Build a spatial model linking car prices and delivery cost
car_fit = lagsarlm(price_1960 ~ tax_charge, data = car, car_listw)
coef(car_fit)
## rho (Intercept) tax_charge
## 0.85700076 212.14323329 0.05408073
summary(car_fit)
##
## Call:lagsarlm(formula = price_1960 ~ tax_charge, data = car, listw = car_listw)
##
## Residuals:
## Min 1Q Median 3Q Max
## -66.9958 -24.1392 1.1423 24.1301 61.9087
##
## Type: lag
## Coefficients: (asymptotic standard errors)
## Estimate Std. Error z value Pr(>|z|)
## (Intercept) 212.143233 106.863666 1.9852 0.04712
## tax_charge 0.054081 0.092196 0.5866 0.55748
##
## Rho: 0.857, LR test value: 51.337, p-value: 7.7793e-13
## Asymptotic standard error: 0.069772
## z-value: 12.283, p-value: < 2.22e-16
## Wald statistic: 150.87, p-value: < 2.22e-16
##
## Log likelihood: -235.4973 for lag model
## ML residual variance (sigma squared): 888.07, (sigma: 29.8)

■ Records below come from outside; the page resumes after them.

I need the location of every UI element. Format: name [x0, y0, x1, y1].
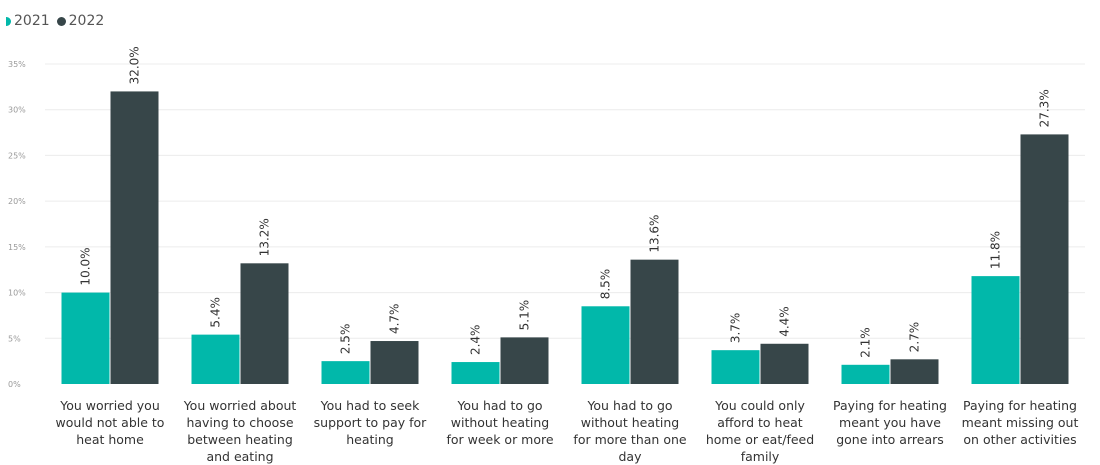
- bar-2021[interactable]: [971, 276, 1020, 384]
- legend-label-2022: 2022: [68, 13, 105, 29]
- category-label: for more than one: [573, 432, 686, 447]
- category-label: between heating: [187, 432, 293, 447]
- bar-2021[interactable]: [841, 364, 890, 384]
- chart-legend: 2021 2022: [6, 11, 111, 31]
- legend-item-2022[interactable]: 2022: [56, 13, 105, 29]
- data-label-2022: 27.3%: [1038, 89, 1052, 127]
- bar-2021[interactable]: [581, 306, 630, 384]
- bar-2022[interactable]: [240, 263, 289, 384]
- data-label-2021: 11.8%: [989, 231, 1003, 269]
- legend-swatch-2021: [6, 16, 11, 26]
- category-label: without heating: [451, 415, 549, 430]
- data-label-2022: 13.2%: [258, 218, 272, 256]
- y-tick-label: 5%: [8, 334, 21, 343]
- category-label: You worried about: [183, 398, 297, 413]
- bar-2022[interactable]: [760, 343, 809, 384]
- data-label-2021: 2.4%: [469, 325, 483, 356]
- y-tick-label: 20%: [8, 197, 26, 206]
- bar-2022[interactable]: [1020, 134, 1069, 384]
- data-label-2021: 3.7%: [729, 313, 743, 344]
- category-label: without heating: [581, 415, 679, 430]
- category-label: day: [619, 449, 643, 464]
- data-label-2021: 10.0%: [79, 247, 93, 285]
- category-label: You had to go: [586, 398, 672, 413]
- data-label-2022: 2.7%: [908, 322, 922, 353]
- bar-2021[interactable]: [191, 334, 240, 384]
- data-label-2021: 2.5%: [339, 324, 353, 355]
- data-label-2021: 2.1%: [859, 327, 873, 358]
- legend-item-2021[interactable]: 2021: [6, 13, 50, 29]
- data-label-2021: 8.5%: [599, 269, 613, 300]
- category-label: You could only: [714, 398, 805, 413]
- category-label: You had to go: [456, 398, 542, 413]
- category-label: support to pay for: [314, 415, 428, 430]
- category-label: would not able to: [56, 415, 165, 430]
- data-label-2022: 32.0%: [128, 46, 142, 84]
- category-label: family: [741, 449, 780, 464]
- category-label: heat home: [76, 432, 144, 447]
- bar-2022[interactable]: [890, 359, 939, 384]
- y-tick-label: 15%: [8, 243, 26, 252]
- data-label-2022: 4.4%: [778, 306, 792, 337]
- bar-2022[interactable]: [370, 341, 419, 384]
- category-label: Paying for heating: [833, 398, 947, 413]
- legend-swatch-2022: [56, 16, 66, 26]
- bar-2022[interactable]: [500, 337, 549, 384]
- bar-2021[interactable]: [451, 362, 500, 384]
- bar-2022[interactable]: [630, 259, 679, 384]
- data-label-2022: 4.7%: [388, 304, 402, 335]
- category-label: for week or more: [446, 432, 553, 447]
- bar-2021[interactable]: [321, 361, 370, 384]
- category-label: You worried you: [59, 398, 160, 413]
- y-tick-label: 30%: [8, 106, 26, 115]
- category-label: meant missing out: [962, 415, 1079, 430]
- data-label-2021: 5.4%: [209, 297, 223, 328]
- bar-2022[interactable]: [110, 91, 159, 384]
- data-label-2022: 13.6%: [648, 215, 662, 253]
- bar-2021[interactable]: [711, 350, 760, 384]
- category-label: on other activities: [963, 432, 1076, 447]
- y-tick-label: 35%: [8, 60, 26, 69]
- y-tick-label: 10%: [8, 289, 26, 298]
- category-label: heating: [346, 432, 394, 447]
- bar-2021[interactable]: [61, 292, 110, 384]
- category-label: meant you have: [839, 415, 941, 430]
- y-tick-label: 0%: [8, 380, 21, 389]
- category-label: home or eat/feed: [706, 432, 814, 447]
- legend-label-2021: 2021: [14, 13, 50, 29]
- category-label: afford to heat: [717, 415, 803, 430]
- category-label: You had to seek: [320, 398, 420, 413]
- category-label: and eating: [206, 449, 273, 464]
- data-label-2022: 5.1%: [518, 300, 532, 331]
- category-label: gone into arrears: [836, 432, 944, 447]
- category-label: having to choose: [186, 415, 293, 430]
- category-label: Paying for heating: [963, 398, 1077, 413]
- y-tick-label: 25%: [8, 151, 26, 160]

## Number of observations: 48
## Number of parameters estimated: 4
## AIC: 478.99, (AIC for lm: 528.33)
## LM test for residual autocorrelation
## test value: 0.76534, p-value: 0.38166
moran.mc(car_fit$residuals, listw = car_listw, nsim = 999)
##
## Monte-Carlo simulation of Moran I
##
## data: car_fit$residuals
## weights: car_listw
## number of simulations + 1: 1000
##
## statistic = -0.039873, observed rank = 441, p-value = 0.559
## alternative hypothesis: greater
moran.test(car_fit$residuals, listw = car_listw, alternative = "two.sided", randomisation = TRUE)
##
## Moran I test under randomisation
##
## data: car_fit$residuals
## weights: car_listw
##
## Moran I statistic standard deviate = -0.25005, p-value = 0.8026
## alternative hypothesis: two.sided
## sample estimates:
## Moran I statistic Expectation Variance
## -0.039872921 -0.021276596 0.005531098
Both Moran statistics are negative which means that it is negative autocorrelation saying that it is dispersed. I’m not sure it adequately accounts for autocorrelation because the p-values are high. My gut is telling me that my model got worse because it’s suddenly negative versus the positive Moran’s I we tested earlier. So I am not very confident that I could say tax charges are significant.